Samarinda, Natmed.id – Kepala Kantor Wilayah Kementerian Hak Asasi Manusia Kalimantan Timur (Kakanwil Kemenham Kaltim) Umi Laili menyoroti masih lemahnya komitmen Pemerintah Kota (Pemkot) Samarinda dalam memenuhi hak dasar penyandang disabilitas.
Kelemahan komitmen Pemkot Samarinda ini terutama pada di sektor transportasi dan infrastruktur yang inklusif.
Menurutnya, informasi dari Dinas PUPR dan Dinas Perhubungan Kota Samarinda menyebutkan tidak tersedianya anggaran khusus di tahun 2025 untuk pemeliharaan atau pembangunan akses jalan dan transportasi publik bagi disabilitas.
“Untuk tahun ini, tidak ada anggaran pemeliharaan jalan aksesibel maupun layanan transportasi khusus disabilitas. Dan ini tentu sangat kami sayangkan,” ungkap Umi, Kamis, 24 April 2025.
Ia menyayangkan hal itu karena ada tantangan geografis dan teknis di Samarinda. Hal ini seperti kepadatan wilayah, banjir, serta kondisi lalu lintas yang belum ramah bagi pejalan kaki maupun pengguna kursi roda.
Oleh karena itu, ia menegaskan, alasan anggaran tidak tidak bisa dijadikan pembenaran untuk abai terhadap kewajiban negara dalam menjamin aksesibilitas publik yang inklusif.
“Betul, dari pemerintah kota menyampaikan bahwa jalur-jalur yang disiapkan untuk disabilitas jarang dilewati karena situasi wilayah kita yang memang tidak mudah. Tapi justru karena itu, fasilitas harus diperbaiki dan disiapkan, bukan dihentikan,” tegasnya.
Umi menambahkan bahwa dalam konteks HAM, terutama merujuk pada prinsip-prinsip internasional, negara tidak boleh hanya mengedepankan logika penggunaan.
Hak disabilitas adalah hak universal yang harus dipenuhi terlepas dari seberapa sering fasilitas tersebut digunakan.

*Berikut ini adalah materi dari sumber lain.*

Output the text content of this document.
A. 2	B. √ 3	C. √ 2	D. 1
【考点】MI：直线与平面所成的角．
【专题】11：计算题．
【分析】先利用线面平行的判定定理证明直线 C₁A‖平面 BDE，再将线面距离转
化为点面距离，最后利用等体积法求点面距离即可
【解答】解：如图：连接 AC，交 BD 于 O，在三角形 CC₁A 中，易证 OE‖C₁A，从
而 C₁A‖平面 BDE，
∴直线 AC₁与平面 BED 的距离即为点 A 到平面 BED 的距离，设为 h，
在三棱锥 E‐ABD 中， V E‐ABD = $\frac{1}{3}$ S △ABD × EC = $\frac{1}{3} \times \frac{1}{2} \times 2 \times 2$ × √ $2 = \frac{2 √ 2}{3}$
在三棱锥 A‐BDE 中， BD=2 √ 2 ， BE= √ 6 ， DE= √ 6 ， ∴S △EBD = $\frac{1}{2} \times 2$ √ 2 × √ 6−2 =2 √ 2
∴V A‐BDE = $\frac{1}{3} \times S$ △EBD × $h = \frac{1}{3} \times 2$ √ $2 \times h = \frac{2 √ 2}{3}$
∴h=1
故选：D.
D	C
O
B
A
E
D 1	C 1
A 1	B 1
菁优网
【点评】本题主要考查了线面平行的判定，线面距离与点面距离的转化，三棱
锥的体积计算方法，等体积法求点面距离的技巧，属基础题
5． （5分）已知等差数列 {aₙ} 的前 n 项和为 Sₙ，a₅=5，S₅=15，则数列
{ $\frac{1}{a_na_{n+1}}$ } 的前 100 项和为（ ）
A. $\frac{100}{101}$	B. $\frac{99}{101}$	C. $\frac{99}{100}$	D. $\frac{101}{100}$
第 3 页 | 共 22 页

“Dalam standar HAM internasional, fasilitas publik wajib inklusif. Suka tidak suka, digunakan atau tidak digunakan, negara tetap harus hadir dan menjamin hak itu terpenuhi,” katanya.
Umi menekankan, kesadaran ini harus menjadi dasar dalam perencanaan anggaran dan pembangunan infrastruktur di tingkat daerah.

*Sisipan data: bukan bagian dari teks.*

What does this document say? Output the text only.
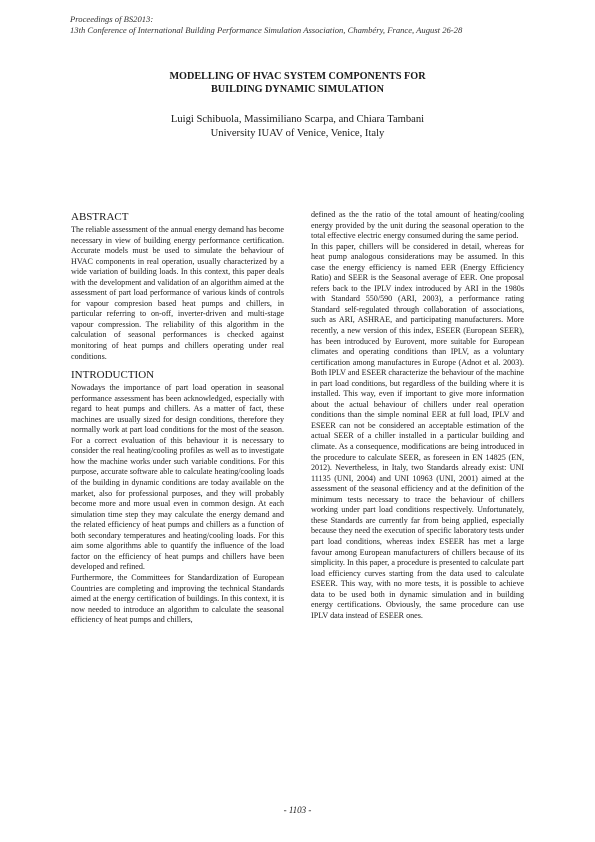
Proceedings of BS2013:
13th Conference of International Building Performance Simulation Association, Chambéry, France, August 26-28
MODELLING OF HVAC SYSTEM COMPONENTS FOR
BUILDING DYNAMIC SIMULATION
Luigi Schibuola, Massimiliano Scarpa, and Chiara Tambani
University IUAV of Venice, Venice, Italy
ABSTRACT

The reliable assessment of the annual energy demand has become necessary in view of building energy performance certification. Accurate models must be used to simulate the behaviour of HVAC components in real operation, usually characterized by a wide variation of building loads. In this context, this paper deals with the development and validation of an algorithm aimed at the assessment of part load performance of various kinds of controls for vapour compresion based heat pumps and chillers, in particular referring to on-off, inverter-driven and multi-stage vapour compression. The reliability of this algorithm in the calculation of seasonal performances is checked against monitoring of heat pumps and chillers operating under real conditions.

INTRODUCTION

Nowadays the importance of part load operation in seasonal performance assessment has been acknowledged, especially with regard to heat pumps and chillers. As a matter of fact, these machines are usually sized for design conditions, therefore they normally work at part load conditions for the most of the season. For a correct evaluation of this behaviour it is necessary to consider the real heating/cooling profiles as well as to investigate how the machine works under such variable conditions. For this purpose, accurate software able to calculate heating/cooling loads of the building in dynamic conditions are today available on the market, also for professional purposes, and they will probably become more and more usual even in common design. At each simulation time step they may calculate the energy demand and the related efficiency of heat pumps and chillers as a function of both secondary temperatures and heating/cooling loads. For this aim some algorithms able to quantify the influence of the load factor on the efficiency of heat pumps and chillers have been developed and refined.

Furthermore, the Committees for Standardization of European Countries are completing and improving the technical Standards aimed at the energy certification of buildings. In this context, it is now needed to introduce an algorithm to calculate the seasonal efficiency of heat pumps and chillers,

defined as the the ratio of the total amount of heating/cooling energy provided by the unit during the seasonal operation to the total effective electric energy consumed during the same period.

In this paper, chillers will be considered in detail, whereas for heat pump analogous considerations may be assumed. In this case the energy efficiency is named EER (Energy Efficiency Ratio) and SEER is the Seasonal average of EER. One proposal refers back to the IPLV index introduced by ARI in the 1980s with Standard 550/590 (ARI, 2003), a performance rating Standard self-regulated through collaboration of associations, such as ARI, ASHRAE, and participating manufacturers. More recently, a new version of this index, ESEER (European SEER), has been introduced by Eurovent, more suitable for European climates and operating conditions than IPLV, as a voluntary certification among manufactures in Europe (Adnot et al. 2003). Both IPLV and ESEER characterize the behaviour of the machine in part load conditions, but regardless of the building where it is installed. This way, even if important to give more information about the actual behaviour of chillers under real operation conditions than the simple nominal EER at full load, IPLV and ESEER can not be considered an acceptable estimation of the actual SEER of a chiller installed in a particular building and climate. As a consequence, modifications are being introduced in the procedure to calculate SEER, as foreseen in EN 14825 (EN, 2012). Nevertheless, in Italy, two Standards already exist: UNI 11135 (UNI, 2004) and UNI 10963 (UNI, 2001) aimed at the assessment of the seasonal efficiency and at the definition of the minimum tests necessary to trace the behaviour of chillers working under part load conditions respectively. Unfortunately, these Standards are currently far from being applied, especially because they need the execution of specific laboratory tests under part load conditions, whereas index ESEER has met a large favour among European manufacturers of chillers because of its simplicity. In this paper, a procedure is presented to calculate part load efficiency curves starting from the data used to calculate ESEER. This way, with no more tests, it is possible to achieve data to be used both in dynamic simulation and in building energy certifications. Obviously, the same procedure can use IPLV data instead of ESEER ones.

- 1103 -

Tanpa fasilitas yang setara, penyandang disabilitas akan terus terpinggirkan dari ruang publik dan layanan dasar.
Ia berharap pemerintah daerah tidak lagi menunda pemenuhan hak disabilitas. Terlebih, Rencana Aksi Nasional Hak Asasi Manusia (RANHAM), bukan hanya agenda pemerintah pusat, tetapi menjadi instrumen evaluasi yang mengikat bagi semua level pemerintahan.
“Kita ingin melihat ada perubahan nyata, bukan hanya janji atau data di atas kertas. Disabilitas bukan kelompok kecil yang bisa dilupakan. Mereka adalah warga negara yang haknya setara,” tandasnya.